Sunday, March 27, 2011

I Love Him, I Love Him Not?

Let me begin today by explaining how I come upon this topic.  I was at a good friend’s house last week.  She is pretty familiar with the bipolar situation my family lives with every day, and she and I often share a thing or two about life.  She asked me if I loved my husband, or if I were only staying because I thought I was being led to.  That blew me away!  Wow!  Eye opener, dude!
Let me say, from the bottom of my big ole heart, that I absolutely love that man all around the world and back again!  We have had some rocky times, and dealing with bipolar disorder so up close and personal is not easy (can we say, ‘understatement’).  Sometimes I’m scared of what might be around the corner.  Often, I am terrified of more pain and rejection.  Occasionally, I’m even afraid of good times.  But, I have never stopped loving my husband.  Not ever.
The question of whether to stay or go, actually, was not (and is not) about love at all.  During the moments where I have thought of leaving, I had good reasons, and none of them had anything to do with a lack of love for Lee.  As a matter of fact, I don’t think that I will ever be able to stop loving him, barring if he were to hurt one of my kids.  If that ever happened, we would be in a whole other territory of no man’s land.  But, seeing as he really is a great daddy, I don’t anticipate that ever happening.  I’m pretty sure that we are likeminded in the “We’d die before hurting our kids intentionally” department. 

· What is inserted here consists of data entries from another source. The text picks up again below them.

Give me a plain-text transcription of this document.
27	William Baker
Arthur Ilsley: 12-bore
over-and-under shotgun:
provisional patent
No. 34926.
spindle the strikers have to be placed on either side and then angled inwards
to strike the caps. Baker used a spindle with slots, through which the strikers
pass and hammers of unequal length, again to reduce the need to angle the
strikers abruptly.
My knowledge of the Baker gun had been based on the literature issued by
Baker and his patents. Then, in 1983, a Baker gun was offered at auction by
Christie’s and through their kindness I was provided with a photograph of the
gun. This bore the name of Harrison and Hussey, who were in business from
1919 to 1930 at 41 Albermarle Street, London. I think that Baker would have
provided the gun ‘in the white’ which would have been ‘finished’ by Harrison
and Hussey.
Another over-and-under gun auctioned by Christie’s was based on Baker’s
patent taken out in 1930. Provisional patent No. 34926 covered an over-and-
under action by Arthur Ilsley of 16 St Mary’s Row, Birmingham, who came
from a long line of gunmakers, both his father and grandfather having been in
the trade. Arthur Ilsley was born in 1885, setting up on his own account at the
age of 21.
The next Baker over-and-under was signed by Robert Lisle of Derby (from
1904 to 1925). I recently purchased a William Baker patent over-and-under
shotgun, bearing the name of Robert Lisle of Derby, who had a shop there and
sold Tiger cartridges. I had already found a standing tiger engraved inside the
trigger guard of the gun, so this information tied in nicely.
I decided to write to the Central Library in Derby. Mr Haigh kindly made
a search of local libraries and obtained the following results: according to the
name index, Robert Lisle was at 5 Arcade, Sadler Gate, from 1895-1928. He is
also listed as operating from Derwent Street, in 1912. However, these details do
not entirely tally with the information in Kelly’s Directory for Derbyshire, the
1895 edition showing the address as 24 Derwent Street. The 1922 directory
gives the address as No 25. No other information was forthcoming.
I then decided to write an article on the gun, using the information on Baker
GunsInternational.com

Choosing a path that continues to run parallel or one that diverges from one’s spouse, in this situation at least, has to do with survival.  It has to do with giving one’s kids a stable life.  It has to do with keeping one’s own sanity and health.  It is centered on what is best for everyone involved, because I have sometimes wondered if the kids and I were only making things worse for the poor man.  I thought maybe he could stabilize faster without us adding responsibilities to his life.
So, as you read, please understand that although I believe passionately that I have been led by the Holy Spirit to stay right where I am, I do also love my husband in a way that I have never loved anyone else before in my life. 
Bipolar disorder does not define him, but it can change him.  And through him, it can change me and my kids.  That is reason enough for a good mother to thoroughly pray over her choices and, when no answer seems to be the right one, choose to follow the guide of the One who knows all.  I truly believe that Jesus has me, my husband and my children in His hands, and that all things work for us because we love Him.
To my dear friend who helped to open my eyes to what it may seem like I was saying, thank you for being brave enough to ask the hard questions.  If you read this know that you were heard, and your words of support and help are greatly appreciated.